"Fatores históricos de ordem diversa foram os responsáveis pela estruturação da arte do ator ocidental tendo por base elementos altamente subjetivos, como, por exemplo, sua "identificação psíquica e emotiva" com o personagem. É evidente que a importância da técnica é conhecida, pois é emprestada de várias fontes pelo artista: da dança (moderna, clássica, sapateado etc.), do canto, de lutas marciais, da esgrima, das técnicas circenses de acrobacia, da mímica e da pantomima. Entretanto, ele, artista de palco, é desprovido de técnica própria. Esta realidade torna-se ainda mais transparente se compararmos o teatro ocidental com o oriental.
Muitas pessoas associam o fazer teatral do Oriente à sua cultura. Esse é um fato não só inegável como inevitável.
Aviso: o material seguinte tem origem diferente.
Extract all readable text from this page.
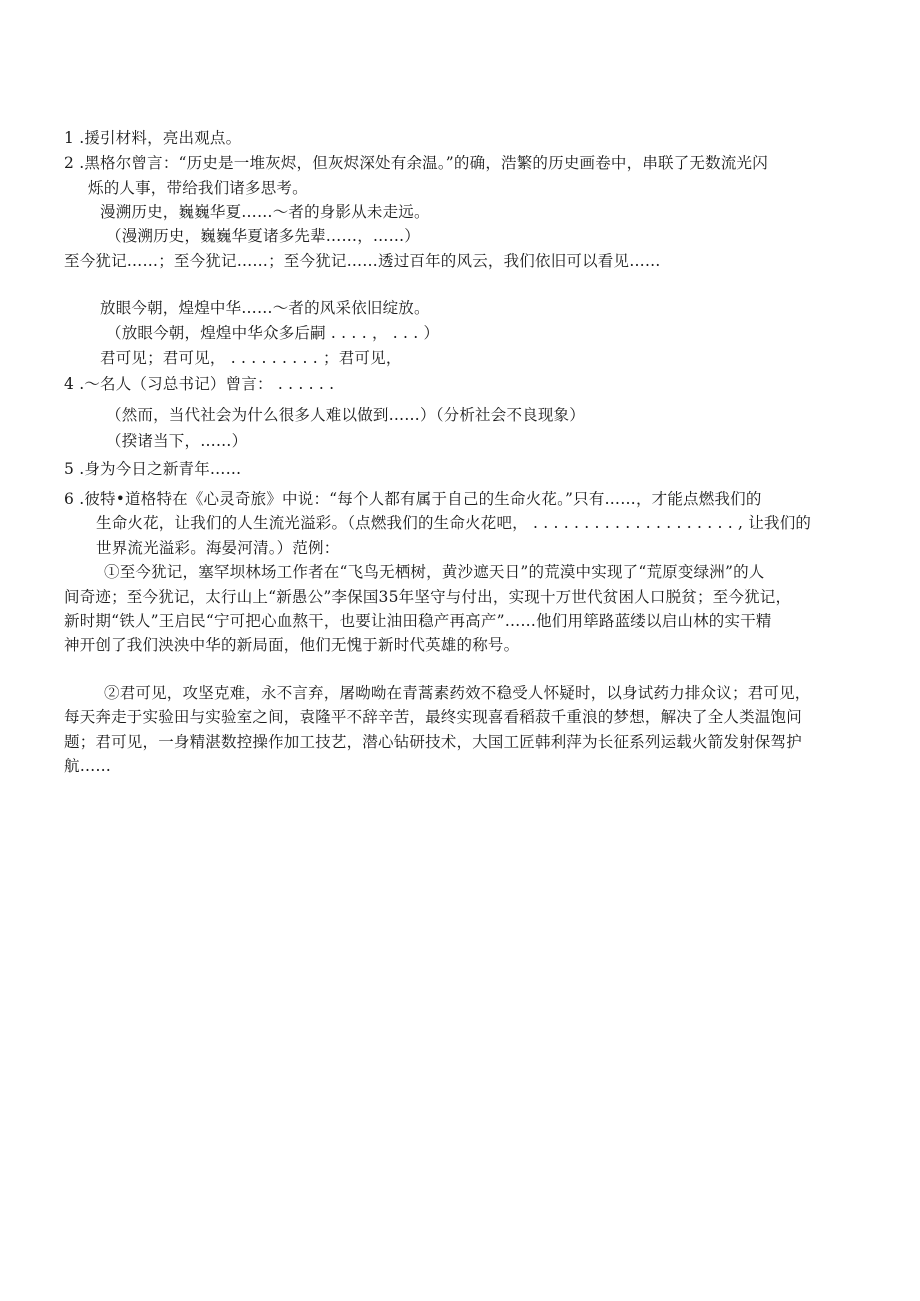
1 .援引材料，亮出观点。
2 .黑格尔曾言：“历史是一堆灰烬，但灰烬深处有余温。”的确，浩繁的历史画卷中，串联了无数流光闪
烁的人事，带给我们诸多思考。
漫溯历史，巍巍华夏……～者的身影从未走远。
（漫溯历史，巍巍华夏诸多先辈……，……）
至今犹记……；至今犹记……；至今犹记……透过百年的风云，我们依旧可以看见……
放眼今朝，煌煌中华……～者的风采依旧绽放。
（放眼今朝，煌煌中华众多后嗣 . . . . ， . . . ）
君可见；君可见， . . . . . . . . . ；君可见，
4 .～名人（习总书记）曾言： . . . . . .
（然而，当代社会为什么很多人难以做到……）（分析社会不良现象）
（揆诸当下，……）
5 .身为今日之新青年……
6 .彼特•道格特在《心灵奇旅》中说：“每个人都有属于自己的生命火花。”只有……，才能点燃我们的
生命火花，让我们的人生流光溢彩。（点燃我们的生命火花吧， . . . . . . . . . . . . . . . . . . . . , 让我们的
世界流光溢彩。海晏河清。）范例：
①至今犹记，塞罕坝林场工作者在“飞鸟无栖树，黄沙遮天日”的荒漠中实现了“荒原变绿洲”的人
间奇迹；至今犹记，太行山上“新愚公”李保国35年坚守与付出，实现十万世代贫困人口脱贫；至今犹记，
新时期“铁人”王启民“宁可把心血熬干，也要让油田稳产再高产”……他们用筚路蓝缕以启山林的实干精
神开创了我们泱泱中华的新局面，他们无愧于新时代英雄的称号。
②君可见，攻坚克难，永不言弃，屠呦呦在青蒿素药效不稳受人怀疑时，以身试药力排众议；君可见，
每天奔走于实验田与实验室之间，袁隆平不辞辛苦，最终实现喜看稻菽千重浪的梦想，解决了全人类温饱问
题；君可见，一身精湛数控操作加工技艺，潜心钻研技术，大国工匠韩利萍为长征系列运载火箭发射保驾护
航……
Mas, independentemente dos valores estéticos e culturais, constatamos que o teatro oriental vem indissoluvelmente acompanhado de técnicas corpóreas precisas e codificadas de atuação, que levam o ator a um conhecimento e domínio primoroso de seu instrumento de trabalho e, por meio deste, de sua arte (entenda-se por "arte" as faculdades criadora e operativa do homem). Para exemplificar, podemos citar o teatro nô, o kabuqui, o kyogen, a ópera de Pequim, o kathakali, entre tantos outros.
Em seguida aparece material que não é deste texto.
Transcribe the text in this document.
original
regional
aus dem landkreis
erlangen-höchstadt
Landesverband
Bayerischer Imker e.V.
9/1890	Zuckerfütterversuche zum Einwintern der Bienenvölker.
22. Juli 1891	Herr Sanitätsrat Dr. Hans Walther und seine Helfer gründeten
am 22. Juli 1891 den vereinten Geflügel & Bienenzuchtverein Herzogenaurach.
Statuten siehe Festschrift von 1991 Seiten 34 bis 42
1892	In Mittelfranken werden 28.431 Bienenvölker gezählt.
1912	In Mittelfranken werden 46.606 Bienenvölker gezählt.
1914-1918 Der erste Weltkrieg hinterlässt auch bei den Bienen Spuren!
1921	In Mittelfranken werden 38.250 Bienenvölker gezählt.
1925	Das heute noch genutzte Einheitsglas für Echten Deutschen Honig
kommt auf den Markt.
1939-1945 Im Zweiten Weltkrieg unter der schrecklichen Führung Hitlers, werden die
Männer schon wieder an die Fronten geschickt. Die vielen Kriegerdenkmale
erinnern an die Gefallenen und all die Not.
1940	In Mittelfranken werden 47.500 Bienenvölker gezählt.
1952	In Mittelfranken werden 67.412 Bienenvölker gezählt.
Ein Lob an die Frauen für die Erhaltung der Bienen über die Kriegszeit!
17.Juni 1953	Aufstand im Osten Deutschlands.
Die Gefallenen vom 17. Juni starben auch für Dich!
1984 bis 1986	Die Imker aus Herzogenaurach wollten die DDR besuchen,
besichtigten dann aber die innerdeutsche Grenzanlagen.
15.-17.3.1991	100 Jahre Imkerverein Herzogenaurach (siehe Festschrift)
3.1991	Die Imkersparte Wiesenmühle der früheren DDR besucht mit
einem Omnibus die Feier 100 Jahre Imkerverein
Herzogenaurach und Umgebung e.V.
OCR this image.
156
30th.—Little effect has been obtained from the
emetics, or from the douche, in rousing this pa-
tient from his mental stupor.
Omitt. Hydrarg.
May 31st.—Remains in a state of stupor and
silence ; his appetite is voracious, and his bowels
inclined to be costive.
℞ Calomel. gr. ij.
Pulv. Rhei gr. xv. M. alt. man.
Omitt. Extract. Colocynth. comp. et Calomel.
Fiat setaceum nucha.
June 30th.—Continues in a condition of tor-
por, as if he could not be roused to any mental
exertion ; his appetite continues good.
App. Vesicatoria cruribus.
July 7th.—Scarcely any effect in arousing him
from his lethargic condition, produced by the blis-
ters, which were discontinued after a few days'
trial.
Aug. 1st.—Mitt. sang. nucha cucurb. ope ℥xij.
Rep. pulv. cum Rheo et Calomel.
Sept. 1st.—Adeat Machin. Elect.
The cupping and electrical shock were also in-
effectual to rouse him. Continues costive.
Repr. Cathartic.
O curioso é que essas manifestações teatrais possuem em comum apenas o fato de suas técnicas de atuação serem codificadas e sistematizadas em conjuntos coesos de regras. No Oriente, é difícil definir se o caminho utilizado para a criação é a técnica ou se é a própria criação que se "corporifica" e "toma forma" por meio dos elementos técnicos.
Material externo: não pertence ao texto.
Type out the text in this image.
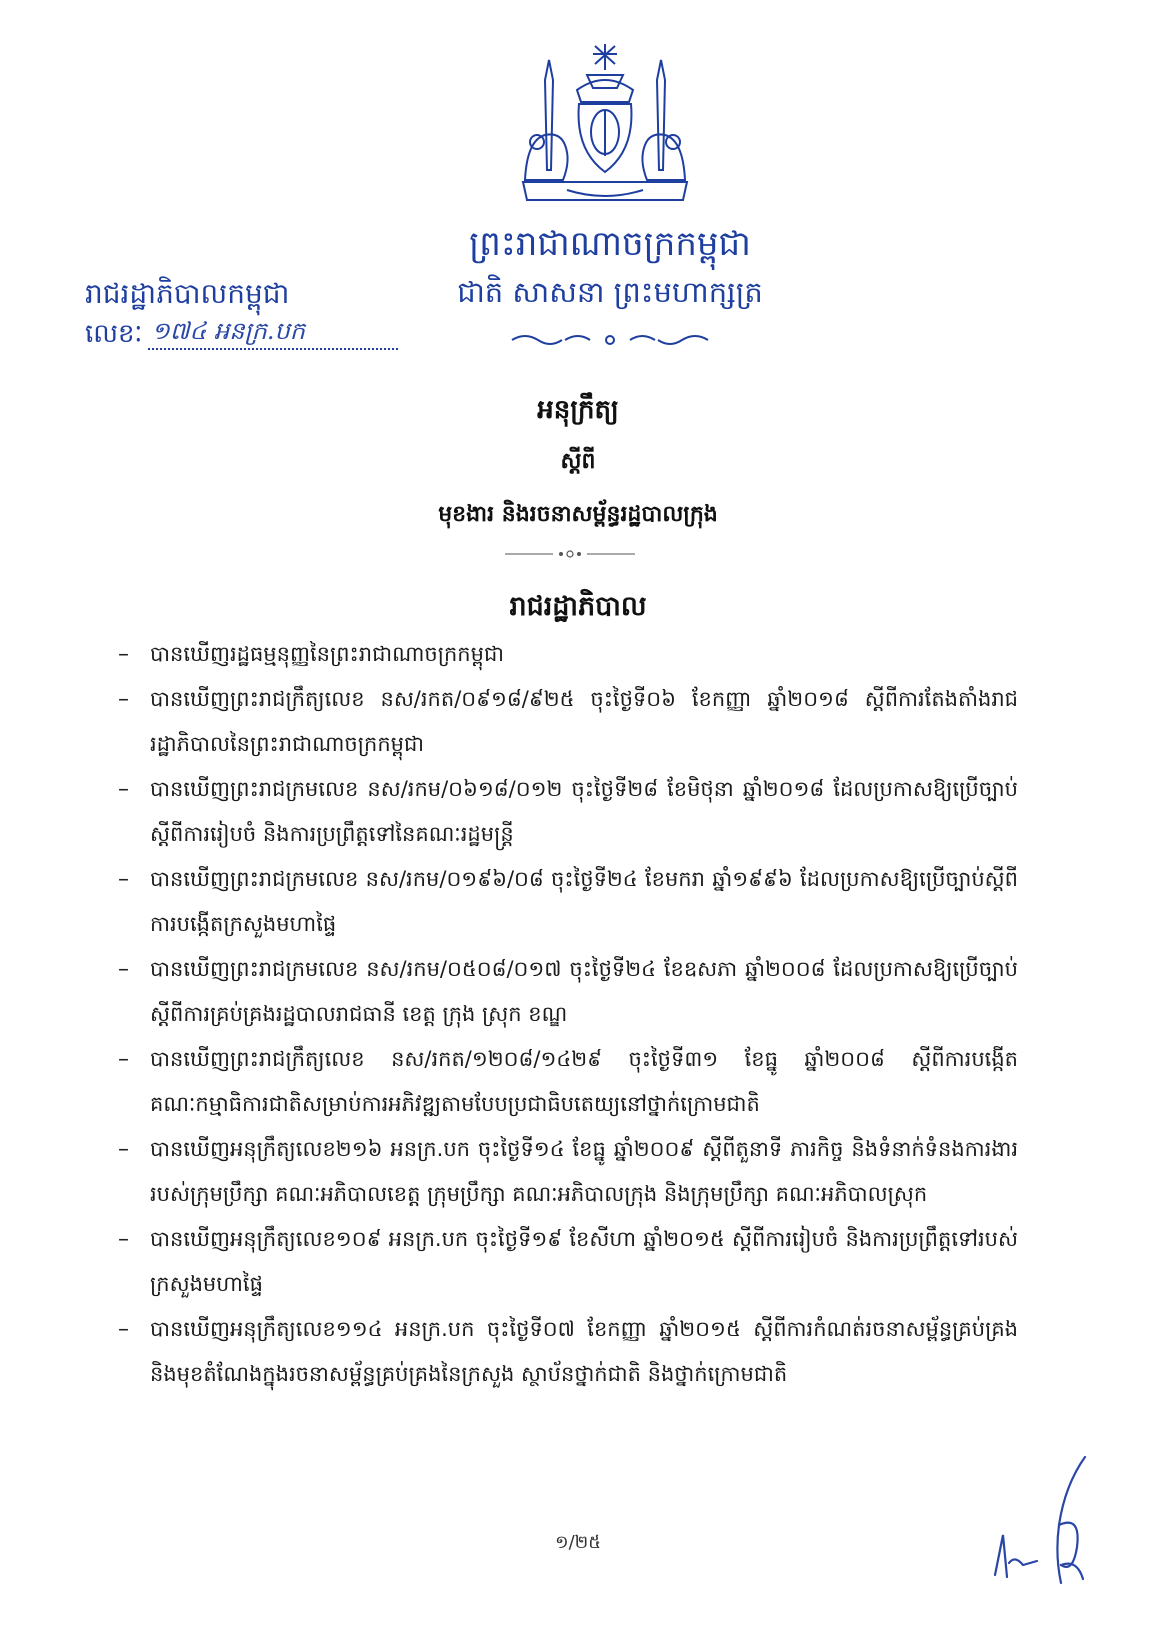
ព្រះរាជាណាចក្រកម្ពុជា
ជាតិ សាសនា ព្រះមហាក្សត្រ
រាជរដ្ឋាភិបាលកម្ពុជា
លេខៈ ១៧៤ អនក្រ.បក
អនុក្រឹត្យ
ស្ដីពី
មុខងារ និងរចនាសម្ព័ន្ធរដ្ឋបាលក្រុង
រាជរដ្ឋាភិបាល
–	បានឃើញរដ្ឋធម្មនុញ្ញនៃព្រះរាជាណាចក្រកម្ពុជា
–	បានឃើញព្រះរាជក្រឹត្យលេខ នស/រកត/០៩១៨/៩២៥ ចុះថ្ងៃទី០៦ ខែកញ្ញា ឆ្នាំ២០១៨ ស្ដីពីការតែងតាំងរាជរដ្ឋាភិបាលនៃព្រះរាជាណាចក្រកម្ពុជា
–	បានឃើញព្រះរាជក្រមលេខ នស/រកម/០៦១៨/០១២ ចុះថ្ងៃទី២៨ ខែមិថុនា ឆ្នាំ២០១៨ ដែលប្រកាសឱ្យប្រើច្បាប់ស្ដីពីការរៀបចំ និងការប្រព្រឹត្តទៅនៃគណៈរដ្ឋមន្ត្រី
–	បានឃើញព្រះរាជក្រមលេខ នស/រកម/០១៩៦/០៨ ចុះថ្ងៃទី២៤ ខែមករា ឆ្នាំ១៩៩៦ ដែលប្រកាសឱ្យប្រើច្បាប់ស្ដីពីការបង្កើតក្រសួងមហាផ្ទៃ
–	បានឃើញព្រះរាជក្រមលេខ នស/រកម/០៥០៨/០១៧ ចុះថ្ងៃទី២៤ ខែឧសភា ឆ្នាំ២០០៨ ដែលប្រកាសឱ្យប្រើច្បាប់ស្ដីពីការគ្រប់គ្រងរដ្ឋបាលរាជធានី ខេត្ត ក្រុង ស្រុក ខណ្ឌ
–	បានឃើញព្រះរាជក្រឹត្យលេខ នស/រកត/១២០៨/១៤២៩ ចុះថ្ងៃទី៣១ ខែធ្នូ ឆ្នាំ២០០៨ ស្ដីពីការបង្កើតគណៈកម្មាធិការជាតិសម្រាប់ការអភិវឌ្ឍតាមបែបប្រជាធិបតេយ្យនៅថ្នាក់ក្រោមជាតិ
–	បានឃើញអនុក្រឹត្យលេខ២១៦ អនក្រ.បក ចុះថ្ងៃទី១៤ ខែធ្នូ ឆ្នាំ២០០៩ ស្ដីពីតួនាទី ភារកិច្ច និងទំនាក់ទំនងការងាររបស់ក្រុមប្រឹក្សា គណៈអភិបាលខេត្ត ក្រុមប្រឹក្សា គណៈអភិបាលក្រុង និងក្រុមប្រឹក្សា គណៈអភិបាលស្រុក
–	បានឃើញអនុក្រឹត្យលេខ១០៩ អនក្រ.បក ចុះថ្ងៃទី១៩ ខែសីហា ឆ្នាំ២០១៥ ស្ដីពីការរៀបចំ និងការប្រព្រឹត្តទៅរបស់ក្រសួងមហាផ្ទៃ
–	បានឃើញអនុក្រឹត្យលេខ១១៤ អនក្រ.បក ចុះថ្ងៃទី០៧ ខែកញ្ញា ឆ្នាំ២០១៥ ស្ដីពីការកំណត់រចនាសម្ព័ន្ធគ្រប់គ្រង និងមុខតំណែងក្នុងរចនាសម្ព័ន្ធគ្រប់គ្រងនៃក្រសួង ស្ថាប័នថ្នាក់ជាតិ និងថ្នាក់ក្រោមជាតិ
១/២៥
Trabalhar a arte de ator significou, para nós, constatar a fragilidade com que vêm sendo trabalhados pelos atores os pólos extremos da criação e da técnica. De um lado, no que tange ao método ou aos elementos técnicos, notamos a completa ausência de técnicas corpóreas e vocais de representação codificadas e estruturadas e, de outro, no que tange à criação ou à vida, sentimos a incapacidade de se entrar em contato com o real potencial de energia do ator. Ao acentuar e explorar, de modo que reforce esses pólos, é que poderemos, na prática, realizar um estudo objetivo que nos permita vislumbrar a arte de ator."
BURNIER, Luís Otávio. "A arte de ator: da técnica à representação" Campinas: Editora da Unicamp, 2009. p.20.